Another personal portfolio holding that could be worth serious consideration in the energy industry is offshore contract driller Noble Corporation (NYSE:NE). There's no hiding the fact that lower crude prices have taken their toll on offshore drillers, and Noble has not been immune to the pain. However, there's plenty to like if you're a patient investor like I am.
To begin with, Noble has done a good job of replacing its drilling fleet with newer rigs during highly profitable times. The result is that it has a relatively younger drilling fleet than its peers, meaning that its rigs are more efficient, can command a higher dayrate, and should remain in reasonably decent demand, even with oil hovering around $50 a barrel. Additionally, jackup rigs are usually the first to see an increase in demand when crude prices rise, which is great news since Noble has a large fleet of jackup rigs, meaning it could be among the first to rebound among the offshore drillers.

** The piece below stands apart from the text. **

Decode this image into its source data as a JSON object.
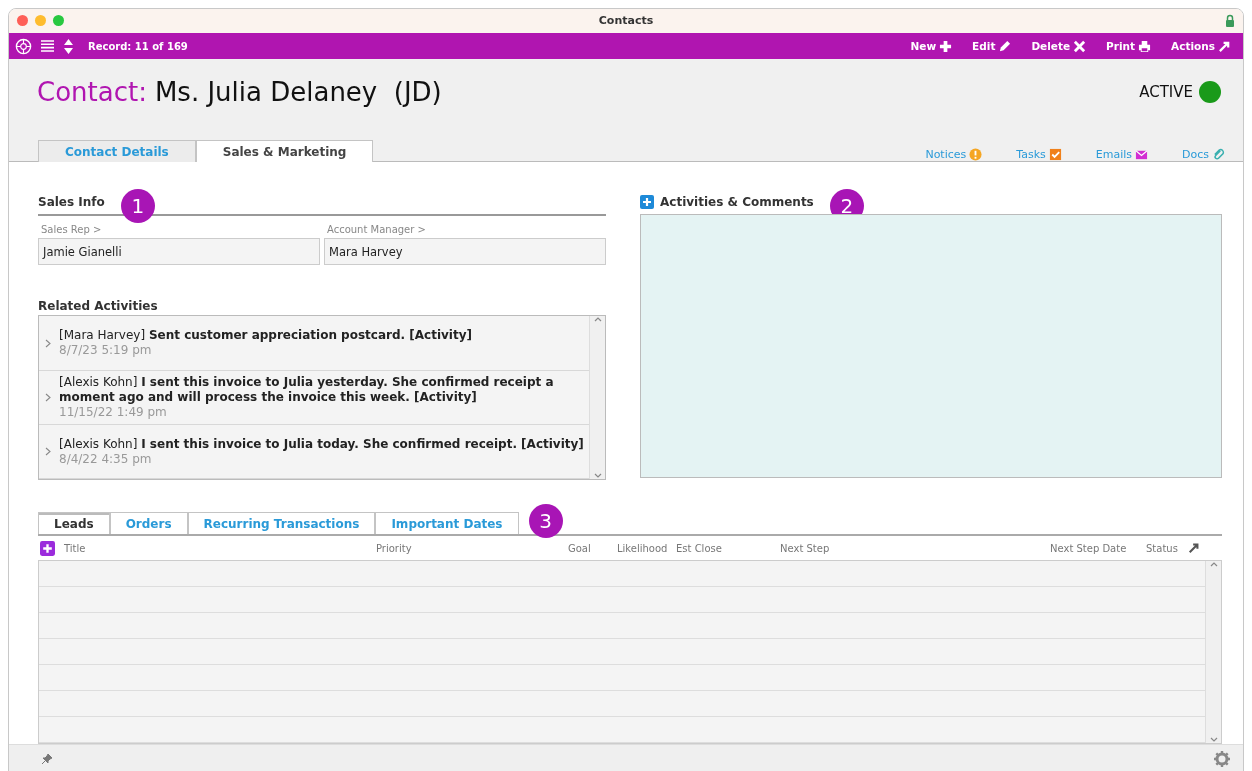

Noble's more than $4 billion in debt is also quite manageable. Roughly half of its debt isn't due until 2025 or later, and it's expected to produce more than $1 per share in cash flow in each of the next three years even with net EPS losses. In other words, Noble probably has better financial flexibility than Wall Street is giving it credit for. Couple this flexibility with a roughly 80% reduction in its capital expenditures next year compared to its average CapEx between 2011 and 2014, and you have what I believe to be a prudently managed (and attractive) driller.